I took her arm with the intention of directing her toward the crowd of now ill-fated young pines to our right, but suddenly, she made the short, high-pitched squeak of a kid when it didn’t want to eat some final piece of cauliflower or get strapped into a car seat, and she tore free, sprinting up the stairs and across the porch. I thought the doors would be locked, but they weren’t. She disappeared inside.
I found her in Mirtha Grazeley’s admissions bathroom on her knees in one of the stalls getting sick.
“I hate throwing up. I’d rather die. Kill me, would you? Kill me. I beg you.”
For fifteen sickened minutes, I held her hair.
“Better,” she said, wiping her eyes and mouth.
After she rinsed her face in the sink, she collapsed facedown on one of the couches in Mirtha’s Greeting Room.
“We should go home,” I said.
“Give me a second.”
Sitting there in the quiet, the lights off, the green floodlights from the M. Bella Chancery lawn spilling through the windows, it felt as if we were at the bottom of the ocean. The thin shadows from the bare trees outside stretched across the wooden floor like sea grass and sargassum weed, the grit dappling the windows, a little bit of zooplankton, the floor lamp in the corner, a glass-rope sponge. Jade sighed and turned over onto her back, her hair stuck to her cheeks.

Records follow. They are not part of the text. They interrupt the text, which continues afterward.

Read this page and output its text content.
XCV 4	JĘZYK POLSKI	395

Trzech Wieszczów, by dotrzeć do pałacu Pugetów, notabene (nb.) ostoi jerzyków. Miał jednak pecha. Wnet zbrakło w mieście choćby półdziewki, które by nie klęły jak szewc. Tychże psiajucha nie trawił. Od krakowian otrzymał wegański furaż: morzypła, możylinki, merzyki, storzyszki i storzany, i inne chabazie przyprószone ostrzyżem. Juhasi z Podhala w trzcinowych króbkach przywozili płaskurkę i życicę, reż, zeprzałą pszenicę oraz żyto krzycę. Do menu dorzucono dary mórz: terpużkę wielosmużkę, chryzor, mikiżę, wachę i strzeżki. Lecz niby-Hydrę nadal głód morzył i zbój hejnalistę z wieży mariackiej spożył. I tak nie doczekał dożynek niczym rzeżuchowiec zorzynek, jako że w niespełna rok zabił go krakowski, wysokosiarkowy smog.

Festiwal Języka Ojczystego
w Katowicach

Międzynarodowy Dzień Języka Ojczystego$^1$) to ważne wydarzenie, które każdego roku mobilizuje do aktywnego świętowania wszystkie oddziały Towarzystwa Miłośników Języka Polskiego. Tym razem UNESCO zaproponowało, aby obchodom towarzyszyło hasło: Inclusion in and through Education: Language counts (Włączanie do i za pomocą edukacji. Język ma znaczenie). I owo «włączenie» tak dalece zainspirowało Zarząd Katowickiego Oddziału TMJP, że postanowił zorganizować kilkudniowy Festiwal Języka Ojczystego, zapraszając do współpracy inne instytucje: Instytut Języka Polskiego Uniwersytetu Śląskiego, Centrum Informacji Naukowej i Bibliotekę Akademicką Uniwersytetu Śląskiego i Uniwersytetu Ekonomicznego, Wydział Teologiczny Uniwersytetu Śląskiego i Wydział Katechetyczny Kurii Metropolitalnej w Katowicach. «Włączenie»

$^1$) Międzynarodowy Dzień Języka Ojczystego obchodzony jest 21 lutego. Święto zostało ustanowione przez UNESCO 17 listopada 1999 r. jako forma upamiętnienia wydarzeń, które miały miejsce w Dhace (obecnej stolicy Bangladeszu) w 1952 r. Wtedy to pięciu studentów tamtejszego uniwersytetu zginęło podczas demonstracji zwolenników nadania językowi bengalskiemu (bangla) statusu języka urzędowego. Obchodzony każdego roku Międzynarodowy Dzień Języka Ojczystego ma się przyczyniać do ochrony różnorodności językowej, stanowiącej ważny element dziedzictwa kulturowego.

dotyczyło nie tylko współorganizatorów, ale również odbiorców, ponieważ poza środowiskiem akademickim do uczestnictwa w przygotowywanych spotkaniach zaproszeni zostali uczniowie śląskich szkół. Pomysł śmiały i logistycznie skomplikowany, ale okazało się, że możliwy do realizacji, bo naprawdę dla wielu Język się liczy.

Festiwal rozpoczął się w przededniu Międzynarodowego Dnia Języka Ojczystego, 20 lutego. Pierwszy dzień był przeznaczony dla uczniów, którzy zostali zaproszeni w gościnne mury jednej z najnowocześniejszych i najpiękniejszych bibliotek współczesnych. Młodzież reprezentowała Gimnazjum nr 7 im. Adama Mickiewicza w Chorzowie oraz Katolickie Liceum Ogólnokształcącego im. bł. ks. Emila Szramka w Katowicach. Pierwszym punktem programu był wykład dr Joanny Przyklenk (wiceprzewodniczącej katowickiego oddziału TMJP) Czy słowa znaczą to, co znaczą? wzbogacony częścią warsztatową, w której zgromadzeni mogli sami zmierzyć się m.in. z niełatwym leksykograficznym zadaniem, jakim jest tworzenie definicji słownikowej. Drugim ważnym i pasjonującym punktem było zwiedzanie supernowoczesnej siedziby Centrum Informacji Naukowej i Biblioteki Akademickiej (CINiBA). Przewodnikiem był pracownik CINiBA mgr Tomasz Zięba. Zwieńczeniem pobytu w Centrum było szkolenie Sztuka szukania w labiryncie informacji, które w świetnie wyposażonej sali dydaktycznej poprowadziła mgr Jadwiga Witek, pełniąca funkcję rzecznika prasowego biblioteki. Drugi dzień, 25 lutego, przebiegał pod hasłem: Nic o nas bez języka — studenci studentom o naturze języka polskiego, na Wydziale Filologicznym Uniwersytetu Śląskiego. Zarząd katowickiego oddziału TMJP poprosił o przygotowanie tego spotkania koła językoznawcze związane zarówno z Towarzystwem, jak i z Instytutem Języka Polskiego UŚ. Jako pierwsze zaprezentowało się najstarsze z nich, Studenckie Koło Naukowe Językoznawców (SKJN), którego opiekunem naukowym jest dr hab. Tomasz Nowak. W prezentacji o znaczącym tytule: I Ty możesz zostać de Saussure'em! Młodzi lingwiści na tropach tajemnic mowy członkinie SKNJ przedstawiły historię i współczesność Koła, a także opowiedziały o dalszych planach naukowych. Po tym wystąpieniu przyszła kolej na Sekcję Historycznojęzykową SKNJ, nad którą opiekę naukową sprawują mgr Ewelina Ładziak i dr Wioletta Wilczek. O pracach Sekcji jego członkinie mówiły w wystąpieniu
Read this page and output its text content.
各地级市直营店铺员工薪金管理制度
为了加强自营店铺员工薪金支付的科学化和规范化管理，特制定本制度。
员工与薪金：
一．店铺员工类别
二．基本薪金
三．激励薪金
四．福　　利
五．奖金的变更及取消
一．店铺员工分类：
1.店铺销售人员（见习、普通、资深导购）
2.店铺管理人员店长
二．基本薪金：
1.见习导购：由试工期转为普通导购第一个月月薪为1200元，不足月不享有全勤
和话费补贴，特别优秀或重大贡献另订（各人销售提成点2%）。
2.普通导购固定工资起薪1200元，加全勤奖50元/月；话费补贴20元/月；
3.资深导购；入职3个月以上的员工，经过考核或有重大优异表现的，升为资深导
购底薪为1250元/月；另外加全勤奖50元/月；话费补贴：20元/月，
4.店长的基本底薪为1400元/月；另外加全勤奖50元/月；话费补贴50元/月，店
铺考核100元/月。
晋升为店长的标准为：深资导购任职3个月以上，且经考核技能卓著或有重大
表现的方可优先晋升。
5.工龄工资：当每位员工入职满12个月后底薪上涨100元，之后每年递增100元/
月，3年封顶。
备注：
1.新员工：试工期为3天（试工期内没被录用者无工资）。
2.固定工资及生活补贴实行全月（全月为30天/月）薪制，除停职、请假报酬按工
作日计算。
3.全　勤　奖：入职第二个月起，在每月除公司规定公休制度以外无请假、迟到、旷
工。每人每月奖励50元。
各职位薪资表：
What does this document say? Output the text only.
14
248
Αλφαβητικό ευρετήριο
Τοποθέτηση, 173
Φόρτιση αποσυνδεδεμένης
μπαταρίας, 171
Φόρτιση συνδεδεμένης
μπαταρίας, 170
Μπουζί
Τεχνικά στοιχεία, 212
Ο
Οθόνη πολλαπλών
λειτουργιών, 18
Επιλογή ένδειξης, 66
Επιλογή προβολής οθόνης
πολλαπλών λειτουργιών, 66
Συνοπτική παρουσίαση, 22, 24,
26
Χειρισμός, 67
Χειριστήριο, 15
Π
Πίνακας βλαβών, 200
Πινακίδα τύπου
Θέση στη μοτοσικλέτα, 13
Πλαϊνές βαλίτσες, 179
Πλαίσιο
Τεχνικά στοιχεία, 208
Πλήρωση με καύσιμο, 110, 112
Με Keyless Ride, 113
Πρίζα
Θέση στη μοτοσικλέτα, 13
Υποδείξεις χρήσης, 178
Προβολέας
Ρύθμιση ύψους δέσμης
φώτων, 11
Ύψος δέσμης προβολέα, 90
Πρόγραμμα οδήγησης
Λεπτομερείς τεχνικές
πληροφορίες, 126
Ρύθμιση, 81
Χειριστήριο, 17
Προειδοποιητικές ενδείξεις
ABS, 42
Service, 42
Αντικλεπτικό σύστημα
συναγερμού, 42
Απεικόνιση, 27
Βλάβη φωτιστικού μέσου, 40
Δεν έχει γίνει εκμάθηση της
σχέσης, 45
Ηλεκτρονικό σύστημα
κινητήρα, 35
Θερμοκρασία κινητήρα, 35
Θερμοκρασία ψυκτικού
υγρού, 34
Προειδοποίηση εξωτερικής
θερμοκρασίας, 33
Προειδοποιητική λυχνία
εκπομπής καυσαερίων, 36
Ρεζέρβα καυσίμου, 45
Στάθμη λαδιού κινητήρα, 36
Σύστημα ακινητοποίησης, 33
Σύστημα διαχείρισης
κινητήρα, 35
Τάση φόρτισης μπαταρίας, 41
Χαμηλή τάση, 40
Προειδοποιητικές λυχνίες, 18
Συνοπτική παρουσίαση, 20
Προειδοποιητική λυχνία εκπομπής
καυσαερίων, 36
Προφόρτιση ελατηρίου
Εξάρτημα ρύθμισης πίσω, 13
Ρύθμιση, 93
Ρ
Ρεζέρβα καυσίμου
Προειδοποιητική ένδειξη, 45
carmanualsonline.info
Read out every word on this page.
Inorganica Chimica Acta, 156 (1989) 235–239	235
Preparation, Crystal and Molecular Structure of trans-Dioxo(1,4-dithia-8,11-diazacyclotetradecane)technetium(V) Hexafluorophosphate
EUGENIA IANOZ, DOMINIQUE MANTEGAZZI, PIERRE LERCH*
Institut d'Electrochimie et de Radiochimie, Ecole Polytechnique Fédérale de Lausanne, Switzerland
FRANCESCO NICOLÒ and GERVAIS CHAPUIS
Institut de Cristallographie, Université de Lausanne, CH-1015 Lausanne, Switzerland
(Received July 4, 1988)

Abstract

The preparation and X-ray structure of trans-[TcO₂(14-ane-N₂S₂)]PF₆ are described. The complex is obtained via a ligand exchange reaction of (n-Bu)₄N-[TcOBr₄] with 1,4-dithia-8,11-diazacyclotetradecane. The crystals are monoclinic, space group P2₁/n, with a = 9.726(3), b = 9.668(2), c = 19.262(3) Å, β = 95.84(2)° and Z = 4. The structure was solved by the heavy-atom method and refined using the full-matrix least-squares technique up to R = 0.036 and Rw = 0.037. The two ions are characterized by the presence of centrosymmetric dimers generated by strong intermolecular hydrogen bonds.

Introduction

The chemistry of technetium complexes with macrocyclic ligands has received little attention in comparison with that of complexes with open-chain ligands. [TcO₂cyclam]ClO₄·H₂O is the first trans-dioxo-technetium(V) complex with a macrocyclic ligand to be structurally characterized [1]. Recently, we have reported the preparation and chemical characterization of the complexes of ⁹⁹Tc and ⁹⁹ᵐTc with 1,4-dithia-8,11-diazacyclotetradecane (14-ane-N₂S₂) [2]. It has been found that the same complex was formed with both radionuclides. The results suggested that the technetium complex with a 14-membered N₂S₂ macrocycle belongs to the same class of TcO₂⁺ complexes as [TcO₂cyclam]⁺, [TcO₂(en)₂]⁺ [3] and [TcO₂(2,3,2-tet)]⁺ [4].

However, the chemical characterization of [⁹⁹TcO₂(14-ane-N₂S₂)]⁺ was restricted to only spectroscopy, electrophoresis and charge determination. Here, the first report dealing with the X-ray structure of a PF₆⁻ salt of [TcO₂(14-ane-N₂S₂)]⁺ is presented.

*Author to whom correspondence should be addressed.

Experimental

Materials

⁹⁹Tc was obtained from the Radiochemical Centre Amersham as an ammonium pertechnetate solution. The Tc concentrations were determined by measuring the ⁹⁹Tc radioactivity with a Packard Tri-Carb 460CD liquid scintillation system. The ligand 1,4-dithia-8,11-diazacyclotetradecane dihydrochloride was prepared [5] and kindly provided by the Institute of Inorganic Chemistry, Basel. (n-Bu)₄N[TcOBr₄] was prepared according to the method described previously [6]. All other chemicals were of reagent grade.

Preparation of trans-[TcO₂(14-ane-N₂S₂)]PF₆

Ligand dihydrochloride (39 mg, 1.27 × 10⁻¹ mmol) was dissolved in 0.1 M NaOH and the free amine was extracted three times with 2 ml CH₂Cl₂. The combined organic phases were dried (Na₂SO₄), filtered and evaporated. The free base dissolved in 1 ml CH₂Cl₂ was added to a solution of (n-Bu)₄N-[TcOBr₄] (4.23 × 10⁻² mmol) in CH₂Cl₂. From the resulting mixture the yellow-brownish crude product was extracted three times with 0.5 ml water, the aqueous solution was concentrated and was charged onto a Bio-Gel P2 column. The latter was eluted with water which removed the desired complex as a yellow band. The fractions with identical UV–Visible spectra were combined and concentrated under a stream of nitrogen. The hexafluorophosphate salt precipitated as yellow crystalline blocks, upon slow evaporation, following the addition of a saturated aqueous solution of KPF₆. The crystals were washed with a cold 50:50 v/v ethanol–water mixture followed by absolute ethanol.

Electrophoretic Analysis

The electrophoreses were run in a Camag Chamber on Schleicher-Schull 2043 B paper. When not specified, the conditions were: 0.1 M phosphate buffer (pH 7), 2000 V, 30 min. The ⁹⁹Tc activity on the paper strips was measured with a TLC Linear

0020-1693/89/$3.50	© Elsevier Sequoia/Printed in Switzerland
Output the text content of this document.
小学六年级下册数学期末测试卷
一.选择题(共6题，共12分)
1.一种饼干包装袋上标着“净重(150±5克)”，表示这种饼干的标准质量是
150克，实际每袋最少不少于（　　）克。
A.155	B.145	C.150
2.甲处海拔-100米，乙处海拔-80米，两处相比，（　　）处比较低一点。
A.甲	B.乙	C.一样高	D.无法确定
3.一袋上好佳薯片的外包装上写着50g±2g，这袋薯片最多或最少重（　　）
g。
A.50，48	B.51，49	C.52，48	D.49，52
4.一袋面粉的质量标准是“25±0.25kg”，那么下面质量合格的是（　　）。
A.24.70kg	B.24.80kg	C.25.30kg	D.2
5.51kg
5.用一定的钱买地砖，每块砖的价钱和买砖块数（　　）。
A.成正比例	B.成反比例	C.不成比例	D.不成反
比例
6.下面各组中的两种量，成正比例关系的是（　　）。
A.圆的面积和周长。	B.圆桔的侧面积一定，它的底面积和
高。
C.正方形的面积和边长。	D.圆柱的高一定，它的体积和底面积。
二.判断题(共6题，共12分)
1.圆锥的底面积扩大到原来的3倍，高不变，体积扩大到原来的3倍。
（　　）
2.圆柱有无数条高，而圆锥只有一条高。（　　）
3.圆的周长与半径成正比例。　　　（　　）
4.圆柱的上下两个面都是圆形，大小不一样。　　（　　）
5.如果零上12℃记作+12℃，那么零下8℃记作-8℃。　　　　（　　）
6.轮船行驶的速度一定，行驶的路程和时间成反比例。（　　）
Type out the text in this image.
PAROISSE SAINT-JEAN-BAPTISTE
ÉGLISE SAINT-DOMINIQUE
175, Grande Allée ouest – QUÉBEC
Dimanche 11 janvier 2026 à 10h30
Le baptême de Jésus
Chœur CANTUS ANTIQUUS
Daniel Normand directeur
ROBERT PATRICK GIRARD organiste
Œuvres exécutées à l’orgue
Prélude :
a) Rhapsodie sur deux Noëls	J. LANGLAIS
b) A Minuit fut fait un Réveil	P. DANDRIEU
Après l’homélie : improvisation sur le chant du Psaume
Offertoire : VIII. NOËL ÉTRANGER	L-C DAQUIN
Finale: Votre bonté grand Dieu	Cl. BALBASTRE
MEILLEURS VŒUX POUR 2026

“We should get out of here,” I said.
“You like him,” she said.
“Who?”
“Coupon.”
“Like I like noise pollution.”
“You’re going to run off with him.”
“Right.”
“You’re going to have tons of sex with him and have his gift certificates. Seriously. I know these things. I’m psychic.”
“Shut up.”
“Hurl?”
“What.”
“I hate the others.”
“Who?”
“Leulah. Charles. I hate them. I like you. You’re the only one who’s decent. The others are all sick. And I hate Hannah most of all. Ugh.”
“Oh, come on.”
“ No. I pretend I don’t because it’s easy and fun to go over and have her cook and watch her act like St. Francis of friggin’ Assisi. Sure. Blah blah. But deep down I know she’s sick and repulsive.”
I waited for a moment, enough time for, say, a spinner shark to swim by seeking a school of sardines, for that peculiar word she used, repulsive, to disband, dissolve slightly, like ink from a cuttlefish.
“Actually,” I said, “it’s a common feeling for people to feel intermittent antipathy toward individuals they’re familiar with. It’s the Derwid-Loeverhastel Principle. It’s discussed in Beneath the Associated —”
“ Fuck David Hasselhoff.” She raised herself up on an elbow, narrowing her eyes. “I don’t like the woman.” She frowned. “ You like her?”